他通過魂力感知清晰地“看”到,就在剛纔魔氣與結丹法力激烈對抗的混亂中,有一縷比髮絲還要細小千百倍、幾乎微不可察的真魔氣,如同最狡猾的寄生蟲,竟然趁亂穿透了他魂力外圍的微弱防禦,侵入並紮根了進來!
這縷魔氣雖然極其微小,遠比他此刻殘存的魂力要小數十倍,但其本質未變,依舊在頑強地、緩慢地腐蝕、同化、吞噬著他的魂力!
它就像一顆致命的種子,留在了他的魂力內部。
萬幸的是,因為這縷魔氣總量太小,同化吞噬的速度變得非常緩慢。
而且,這縷魔氣似乎因其微小和嵌入魂力內部的特殊性,並未被趙天豪的法力一同壓縮回趙雲汐的胸腹之間,而是詭異地殘留在了這偏僻的經脈角落。
然而,在一位結丹期修士的感知之下,賀蕭逸不敢有任何輕舉妄動。
他隻能將意識牢牢附著在這絲殘存的魂力上,如同最耐心的獵人,儘力隱藏所有氣息,同時分出一絲最細微的感知,小心翼翼地探聽著議事堂內的談話。
隻是,這縷魂力受損嚴重,能承載的意識有限,外界的聲音聽在“耳”中,變得斷斷續續,模糊不清,彷彿隔著一層厚厚的、不斷波動的水幕。
雖然魔氣被暫時壓製,趙天豪的臉上卻並未露出絲毫輕鬆之色,反而愈發凝重。
他收回手指,緩緩搖頭,聲音低沉而充滿無力感:“此魔氣……其性暴烈,其質精純,確是真魔氣無疑,而且其本源層次極高。
老夫憑藉修為境界,勉強能將其暫時禁錮,但想要從根本上驅除淨化……難!難!難!”
連說三個難字,每一個字都像重錘敲在在場所有長老的心上。
“老祖,那……那該如何是好?難道就眼睜睜看著四妹她……”趙雲瀾急切地上前一步,聲音帶著顫抖。
趙天豪沉吟片刻,目光掃過眾人,說出了唯一的希望:“憑我趙家之力,已無法化解此厄。為今之計,唯有立刻上報,求助無涯宗!
無涯宗乃我亞太修真界執牛耳者,宗內高手如雲,秘法無數,更有元嬰期大能坐鎮,或許……有辦法淨化這真魔氣。”
“去無涯宗?”趙雲瀾臉色瞬間變得慘白。
他脫口說出了最大的擔憂,“老祖,無涯宗若能清除魔氣,救回雲汐,自然是我趙家天大的幸事。可萬一……萬一連無涯宗也束手無策呢?

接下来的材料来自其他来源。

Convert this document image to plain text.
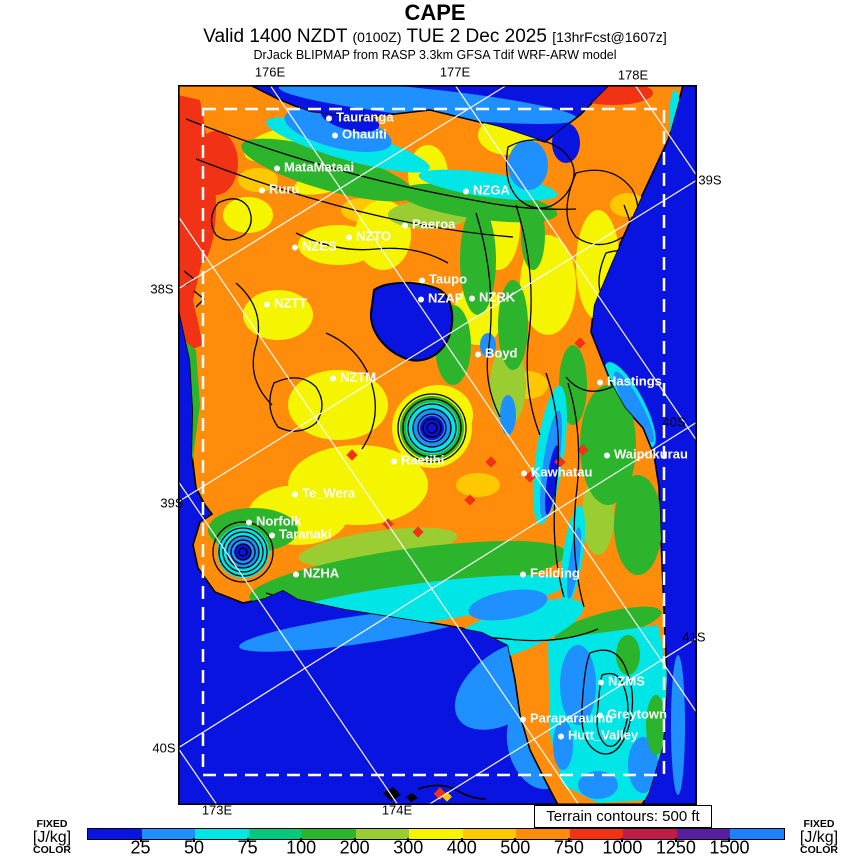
CAPE
Valid 1400 NZDT (0100Z) TUE 2 Dec 2025 [13hrFcst@1607z]
DrJack BLIPMAP from RASP 3.3km GFSA Tdif WRF-ARW model
Tauranga
Ohauiti
MataMataai
Ruru	NZGA
Paeroa
NZTO
NZES
Taupo
NZAP	NZRK
NZTT
Boyd
NZTM	Hastings
Waipukurau
Kawhatau
Raetihi
Te_Wera
Norfolk
Taranaki
NZHA	Feilding
NZMS
Greytown
Paraparaumu
Hutt_Valley
176E	177E	178E
173E	174E
38S
39S
40S
39S
40S
41S
Terrain contours: 500 ft
FIXED
[J/kg]
COLOR
FIXED
[J/kg]
COLOR
25 50 75 100 200 300 400 500 750 1000 1250 1500
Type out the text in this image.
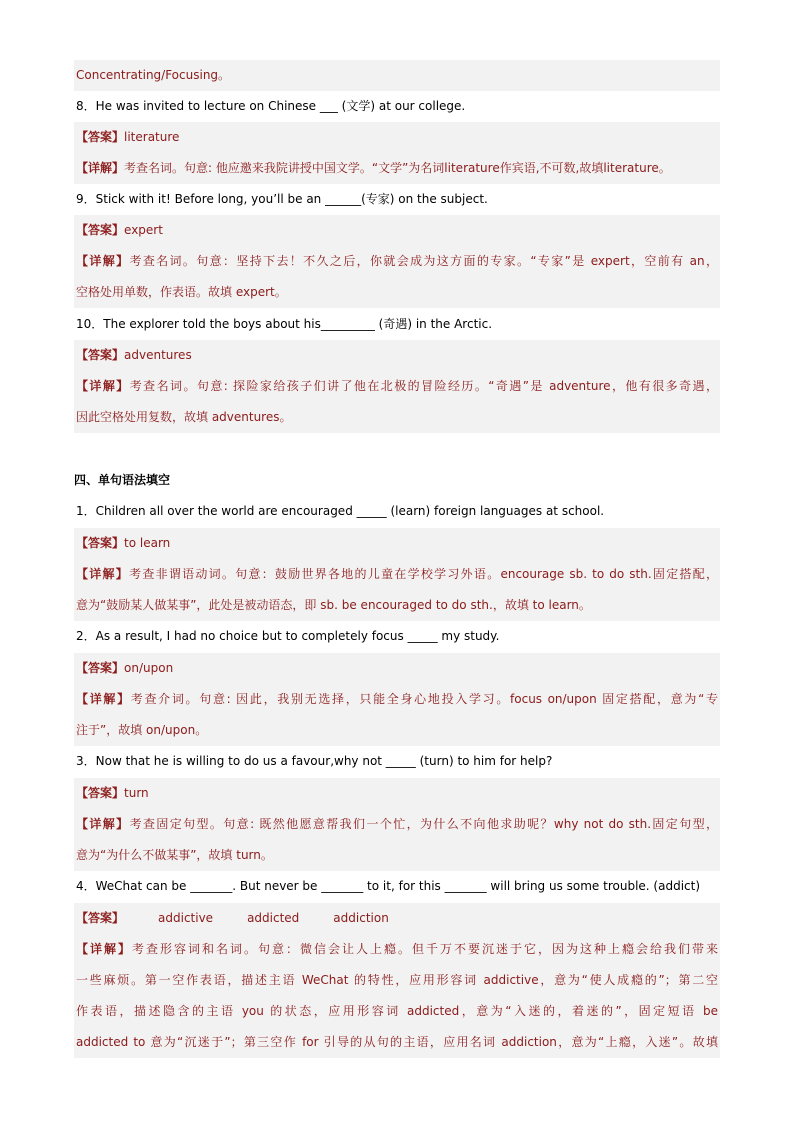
Concentrating/Focusing。
8．He was invited to lecture on Chinese ___ (文学) at our college.
【答案】literature
【详解】考查名词。句意: 他应邀来我院讲授中国文学。“文学”为名词literature作宾语,不可数,故填literature。
9．Stick with it! Before long, you’ll be an ______(专家) on the subject.
【答案】expert
【详解】考查名词。句意：坚持下去！不久之后，你就会成为这方面的专家。“专家”是 expert，空前有 an，
空格处用单数，作表语。故填 expert。
10．The explorer told the boys about his_________ (奇遇) in the Arctic.
【答案】adventures
【详解】考查名词。句意: 探险家给孩子们讲了他在北极的冒险经历。“奇遇”是 adventure，他有很多奇遇，
因此空格处用复数，故填 adventures。
四、单句语法填空
1．Children all over the world are encouraged _____ (learn) foreign languages at school.
【答案】to learn
【详解】考查非谓语动词。句意：鼓励世界各地的儿童在学校学习外语。encourage sb. to do sth.固定搭配，
意为“鼓励某人做某事”，此处是被动语态，即 sb. be encouraged to do sth.，故填 to learn。
2．As a result, I had no choice but to completely focus _____ my study.
【答案】on/upon
【详解】考查介词。句意: 因此，我别无选择，只能全身心地投入学习。focus on/upon 固定搭配，意为“专
注于”，故填 on/upon。
3．Now that he is willing to do us a favour,why not _____ (turn) to him for help?
【答案】turn
【详解】考查固定句型。句意: 既然他愿意帮我们一个忙，为什么不向他求助呢？why not do sth.固定句型，
意为“为什么不做某事”，故填 turn。
4．WeChat can be _______. But never be _______ to it, for this _______ will bring us some trouble. (addict)
【答案】	addictive	addicted	addiction
【详解】考查形容词和名词。句意：微信会让人上瘾。但千万不要沉迷于它，因为这种上瘾会给我们带来
一些麻烦。第一空作表语，描述主语 WeChat 的特性，应用形容词 addictive，意为“使人成瘾的”；第二空
作表语，描述隐含的主语 you 的状态，应用形容词 addicted，意为“入迷的，着迷的”，固定短语 be
addicted to 意为“沉迷于”；第三空作 for 引导的从句的主语，应用名词 addiction，意为“上瘾，入迷”。故填
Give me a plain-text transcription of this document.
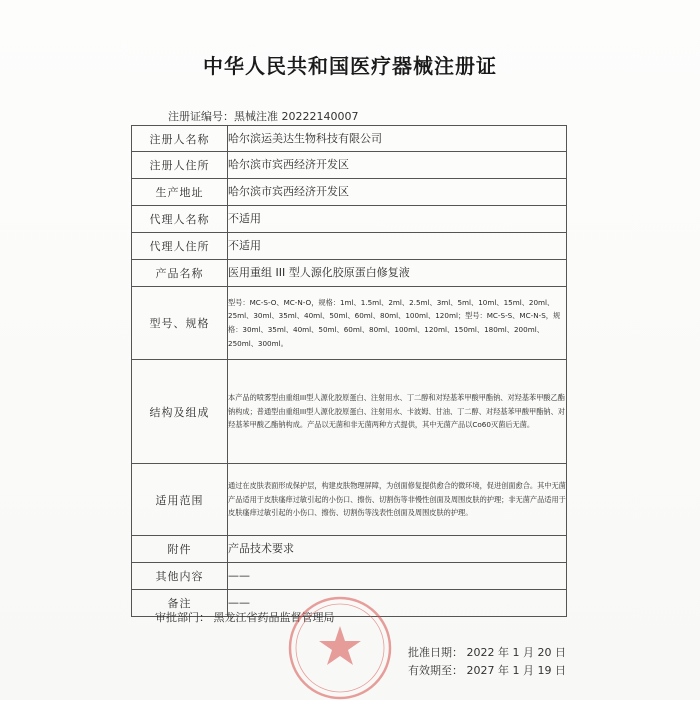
中华人民共和国医疗器械注册证
注册证编号：黑械注准 20222140007
注册人名称	哈尔滨运美达生物科技有限公司
注册人住所	哈尔滨市宾西经济开发区
生产地址	哈尔滨市宾西经济开发区
代理人名称	不适用
代理人住所	不适用
产品名称	医用重组 III 型人源化胶原蛋白修复液
型号、规格	型号：MC-S-O、MC-N-O，规格：1ml、1.5ml、2ml、2.5ml、3ml、5ml、10ml、15ml、20ml、25ml、30ml、35ml、40ml、50ml、60ml、80ml、100ml、120ml；型号：MC-S-S、MC-N-S，规格：30ml、35ml、40ml、50ml、60ml、80ml、100ml、120ml、150ml、180ml、200ml、250ml、300ml。
结构及组成	本产品的喷雾型由重组III型人源化胶原蛋白、注射用水、丁二醇和对羟基苯甲酸甲酯钠、对羟基苯甲酸乙酯钠构成；普通型由重组III型人源化胶原蛋白、注射用水、卡波姆、甘油、丁二醇、对羟基苯甲酸甲酯钠、对羟基苯甲酸乙酯钠构成。产品以无菌和非无菌两种方式提供，其中无菌产品以Co60灭菌后无菌。
适用范围	通过在皮肤表面形成保护层，构建皮肤物理屏障，为创面修复提供愈合的微环境，促进创面愈合。其中无菌产品适用于皮肤瘙痒过敏引起的小伤口、擦伤、切割伤等非慢性创面及周围皮肤的护理；非无菌产品适用于皮肤瘙痒过敏引起的小伤口、擦伤、切割伤等浅表性创面及周围皮肤的护理。
附件	产品技术要求
其他内容	——
备注	——
审批部门： 黑龙江省药品监督管理局
批准日期： 2022 年 1 月 20 日
有效期至： 2027 年 1 月 19 日
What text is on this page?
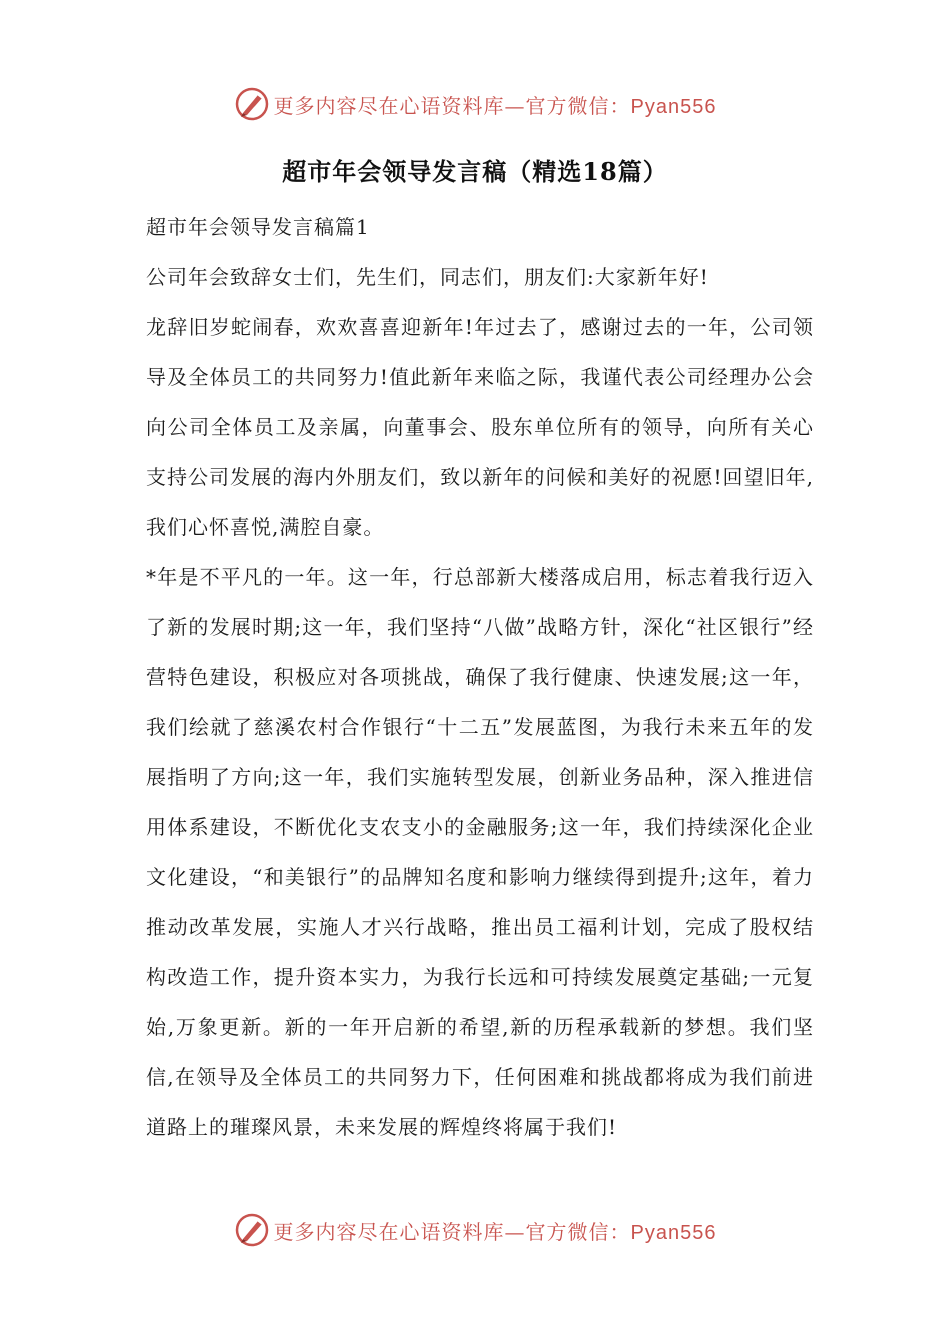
更多内容尽在心语资料库—官方微信：Pyan556
超市年会领导发言稿（精选18篇）

超市年会领导发言稿篇1

公司年会致辞女士们，先生们，同志们，朋友们:大家新年好!

龙辞旧岁蛇闹春，欢欢喜喜迎新年!年过去了，感谢过去的一年，公司领导及全体员工的共同努力!值此新年来临之际，我谨代表公司经理办公会向公司全体员工及亲属，向董事会、股东单位所有的领导，向所有关心支持公司发展的海内外朋友们，致以新年的问候和美好的祝愿!回望旧年,我们心怀喜悦,满腔自豪。

*年是不平凡的一年。这一年，行总部新大楼落成启用，标志着我行迈入了新的发展时期;这一年，我们坚持“八做”战略方针，深化“社区银行”经营特色建设，积极应对各项挑战，确保了我行健康、快速发展;这一年，我们绘就了慈溪农村合作银行“十二五”发展蓝图，为我行未来五年的发展指明了方向;这一年，我们实施转型发展，创新业务品种，深入推进信用体系建设，不断优化支农支小的金融服务;这一年，我们持续深化企业文化建设，“和美银行”的品牌知名度和影响力继续得到提升;这年，着力推动改革发展，实施人才兴行战略，推出员工福利计划，完成了股权结构改造工作，提升资本实力，为我行长远和可持续发展奠定基础;一元复始,万象更新。新的一年开启新的希望,新的历程承载新的梦想。我们坚信,在领导及全体员工的共同努力下，任何困难和挑战都将成为我们前进道路上的璀璨风景，未来发展的辉煌终将属于我们!

更多内容尽在心语资料库—官方微信：Pyan556
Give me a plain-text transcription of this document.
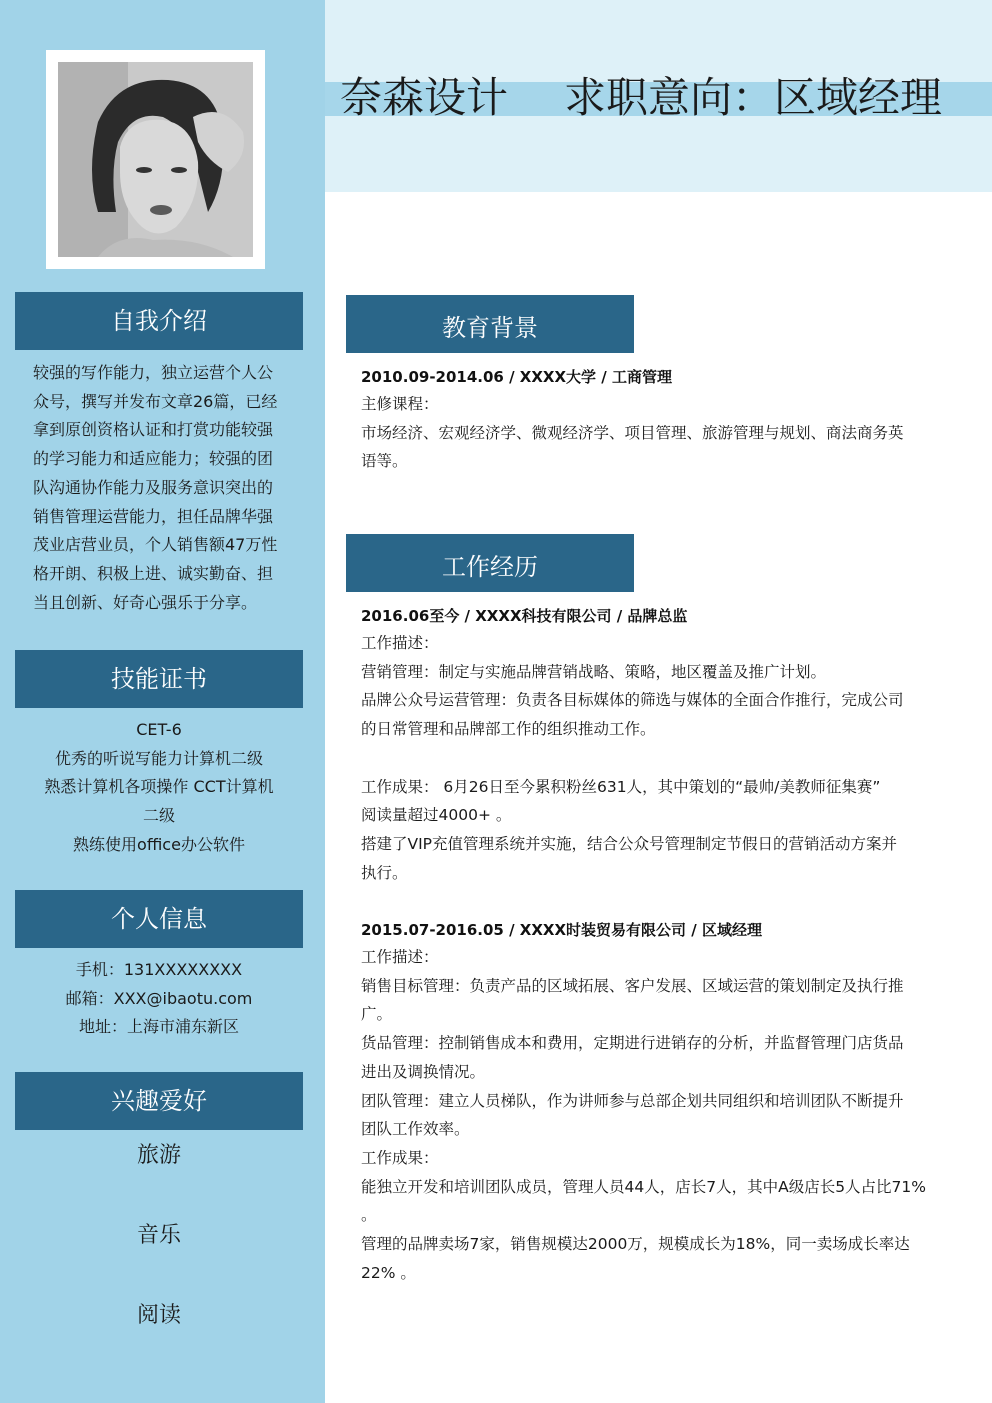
奈森设计 求职意向：区域经理
自我介绍
较强的写作能力，独立运营个人公
众号，撰写并发布文章26篇，已经
拿到原创资格认证和打赏功能较强
的学习能力和适应能力；较强的团
队沟通协作能力及服务意识突出的
销售管理运营能力，担任品牌华强
茂业店营业员，个人销售额47万性
格开朗、积极上进、诚实勤奋、担
当且创新、好奇心强乐于分享。
技能证书
CET-6
优秀的听说写能力计算机二级
熟悉计算机各项操作 CCT计算机
二级
熟练使用office办公软件
个人信息
手机：131XXXXXXXX
邮箱：XXX@ibaotu.com
地址：上海市浦东新区
兴趣爱好
旅游
音乐
阅读
教育背景
2010.09-2014.06 / XXXX大学 / 工商管理
主修课程：
市场经济、宏观经济学、微观经济学、项目管理、旅游管理与规划、商法商务英
语等。
工作经历
2016.06至今 / XXXX科技有限公司 / 品牌总监
工作描述：
营销管理：制定与实施品牌营销战略、策略，地区覆盖及推广计划。
品牌公众号运营管理：负责各目标媒体的筛选与媒体的全面合作推行，完成公司
的日常管理和品牌部工作的组织推动工作。
工作成果： 6月26日至今累积粉丝631人，其中策划的“最帅/美教师征集赛”
阅读量超过4000+ 。
搭建了VIP充值管理系统并实施，结合公众号管理制定节假日的营销活动方案并
执行。
2015.07-2016.05 / XXXX时装贸易有限公司 / 区域经理
工作描述：
销售目标管理：负责产品的区域拓展、客户发展、区域运营的策划制定及执行推
广。
货品管理：控制销售成本和费用，定期进行进销存的分析，并监督管理门店货品
进出及调换情况。
团队管理：建立人员梯队，作为讲师参与总部企划共同组织和培训团队不断提升
团队工作效率。
工作成果：
能独立开发和培训团队成员，管理人员44人，店长7人，其中A级店长5人占比71%
。
管理的品牌卖场7家，销售规模达2000万，规模成长为18%，同一卖场成长率达
22% 。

以無涯宗一貫的行事風格,為了絕對杜絕魔氣擴散、危及宗門的風險,他們極有可能……會選擇最穩妥、也是最殘酷的方式——將雲汐連同她體內的魔氣一起,徹底淨化,或者永世封印!那雲汐可就……”
真如是:
魔劫驚丹現危局,魂絲噬險探玄機。
元嬰遠水難及火,一線生機何處依?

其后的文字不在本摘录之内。